Enterrado entre vasos ambarinos de Duralex, sobrevive en la vieja Alacena de la cocina, un tarro de cinco kilos de melocotones en almíbar. Siempre estuvo allí, incluso antes que los vasos, incluso antes que la propia cocina.

Siete frutos perfectos que nadan en el amniótico fluido de una vítrea e irrompible placenta.
En la niñez, tuve la tentación de romper el lacre que aisla ese pequeño universo, tomar una de aquellas perfectas esferas y en secreto, mutilar con mis dientes aquel anaranjado planeta, pero no pude; la imantada perfección de vida que se alojaba en el interior de aquel todo me lo impedía.

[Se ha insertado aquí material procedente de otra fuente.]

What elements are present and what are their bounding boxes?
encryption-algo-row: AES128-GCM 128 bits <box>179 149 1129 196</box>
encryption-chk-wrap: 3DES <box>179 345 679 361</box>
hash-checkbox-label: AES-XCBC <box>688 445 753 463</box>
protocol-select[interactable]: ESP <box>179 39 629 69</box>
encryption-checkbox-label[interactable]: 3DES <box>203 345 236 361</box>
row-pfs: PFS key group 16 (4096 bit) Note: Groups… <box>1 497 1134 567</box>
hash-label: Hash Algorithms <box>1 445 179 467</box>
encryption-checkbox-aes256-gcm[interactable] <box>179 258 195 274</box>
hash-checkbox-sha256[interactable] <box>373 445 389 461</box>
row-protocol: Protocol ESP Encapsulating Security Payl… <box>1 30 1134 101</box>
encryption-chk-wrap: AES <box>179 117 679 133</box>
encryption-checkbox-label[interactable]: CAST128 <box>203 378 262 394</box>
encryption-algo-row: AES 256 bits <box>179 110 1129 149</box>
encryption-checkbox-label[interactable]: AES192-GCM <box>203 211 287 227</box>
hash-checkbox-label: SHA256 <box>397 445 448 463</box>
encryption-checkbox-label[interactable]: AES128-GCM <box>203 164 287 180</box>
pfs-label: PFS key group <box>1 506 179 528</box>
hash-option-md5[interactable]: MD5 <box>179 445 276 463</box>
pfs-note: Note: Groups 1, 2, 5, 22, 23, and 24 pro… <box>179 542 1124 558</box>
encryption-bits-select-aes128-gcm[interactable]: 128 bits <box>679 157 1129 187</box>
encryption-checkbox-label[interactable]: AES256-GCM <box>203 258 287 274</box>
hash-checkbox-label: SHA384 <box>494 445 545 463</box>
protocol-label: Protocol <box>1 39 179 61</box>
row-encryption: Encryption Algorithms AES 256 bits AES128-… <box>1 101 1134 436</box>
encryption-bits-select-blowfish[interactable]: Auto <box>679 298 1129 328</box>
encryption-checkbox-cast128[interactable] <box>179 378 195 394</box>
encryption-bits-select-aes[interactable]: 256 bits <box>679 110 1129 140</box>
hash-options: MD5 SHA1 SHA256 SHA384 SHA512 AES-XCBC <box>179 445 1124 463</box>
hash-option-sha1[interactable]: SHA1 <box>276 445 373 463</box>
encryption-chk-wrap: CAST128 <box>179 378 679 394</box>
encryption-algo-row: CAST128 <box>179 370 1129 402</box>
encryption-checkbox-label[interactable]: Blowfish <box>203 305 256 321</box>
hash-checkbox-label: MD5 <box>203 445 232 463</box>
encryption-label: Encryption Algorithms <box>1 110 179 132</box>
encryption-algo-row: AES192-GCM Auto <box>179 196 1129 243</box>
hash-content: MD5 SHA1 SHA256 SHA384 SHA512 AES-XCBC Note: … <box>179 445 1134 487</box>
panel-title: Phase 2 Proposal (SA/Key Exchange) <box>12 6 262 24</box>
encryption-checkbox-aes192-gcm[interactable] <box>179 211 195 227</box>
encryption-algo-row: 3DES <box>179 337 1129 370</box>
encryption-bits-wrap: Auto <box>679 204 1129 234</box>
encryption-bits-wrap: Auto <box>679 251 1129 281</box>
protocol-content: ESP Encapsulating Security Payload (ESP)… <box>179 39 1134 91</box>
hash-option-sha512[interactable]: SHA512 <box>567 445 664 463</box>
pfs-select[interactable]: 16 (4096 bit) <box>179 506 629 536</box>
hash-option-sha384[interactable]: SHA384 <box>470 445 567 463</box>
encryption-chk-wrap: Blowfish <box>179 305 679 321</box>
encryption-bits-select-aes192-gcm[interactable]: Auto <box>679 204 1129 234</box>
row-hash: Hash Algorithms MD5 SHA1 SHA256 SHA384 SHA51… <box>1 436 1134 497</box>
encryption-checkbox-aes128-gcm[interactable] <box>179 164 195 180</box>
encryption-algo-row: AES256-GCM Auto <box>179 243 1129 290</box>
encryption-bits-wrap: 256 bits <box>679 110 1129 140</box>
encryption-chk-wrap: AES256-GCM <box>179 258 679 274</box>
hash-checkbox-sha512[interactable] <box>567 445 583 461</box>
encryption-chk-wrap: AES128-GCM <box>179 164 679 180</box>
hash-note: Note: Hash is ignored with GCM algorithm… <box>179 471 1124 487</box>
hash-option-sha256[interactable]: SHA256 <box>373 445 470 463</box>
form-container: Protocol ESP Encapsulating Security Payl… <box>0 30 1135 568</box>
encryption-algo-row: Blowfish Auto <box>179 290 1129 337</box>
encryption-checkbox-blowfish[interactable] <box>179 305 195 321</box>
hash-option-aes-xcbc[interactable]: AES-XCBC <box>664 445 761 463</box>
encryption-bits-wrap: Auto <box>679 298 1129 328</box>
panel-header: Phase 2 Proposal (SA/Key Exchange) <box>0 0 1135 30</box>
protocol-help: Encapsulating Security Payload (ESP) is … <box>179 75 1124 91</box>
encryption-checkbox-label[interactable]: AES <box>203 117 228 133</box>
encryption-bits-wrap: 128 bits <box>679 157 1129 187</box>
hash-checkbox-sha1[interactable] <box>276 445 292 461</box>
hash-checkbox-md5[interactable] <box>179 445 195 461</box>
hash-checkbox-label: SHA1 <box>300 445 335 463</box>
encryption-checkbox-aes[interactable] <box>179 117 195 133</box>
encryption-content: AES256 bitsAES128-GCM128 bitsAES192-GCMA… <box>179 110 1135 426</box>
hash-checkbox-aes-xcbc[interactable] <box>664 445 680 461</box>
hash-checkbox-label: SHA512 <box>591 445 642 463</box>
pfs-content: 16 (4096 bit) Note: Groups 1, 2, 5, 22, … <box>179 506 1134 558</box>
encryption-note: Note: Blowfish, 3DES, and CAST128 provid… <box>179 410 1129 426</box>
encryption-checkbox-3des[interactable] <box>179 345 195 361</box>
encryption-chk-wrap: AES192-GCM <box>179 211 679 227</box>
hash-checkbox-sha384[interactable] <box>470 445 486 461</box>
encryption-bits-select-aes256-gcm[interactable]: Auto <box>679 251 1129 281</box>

Con la sagrada dignidad de los alcohólicos, falleció mi padre en el diciembre de hace tres años. Fue una muerte consciente y conjugada, con los ojos de almíbar puestos en aquel tarro de los cojones, en aquel cuerpo enfermo que había creado la mitad de mi existencia.
Y en la duda, masturbé mis principios; y en el temor, subrayé todo lo que no era importante.

Hoy, cargándome la cruz, he salido hacia el lugar llamado de la Calavera; una silla que se prostituye frente a una mesa con los estigmas de Cristo vomitados. Siete Biblias y siete melocotones de mierda; el eterno paradigma que los moribundos buscamos en los reflejos.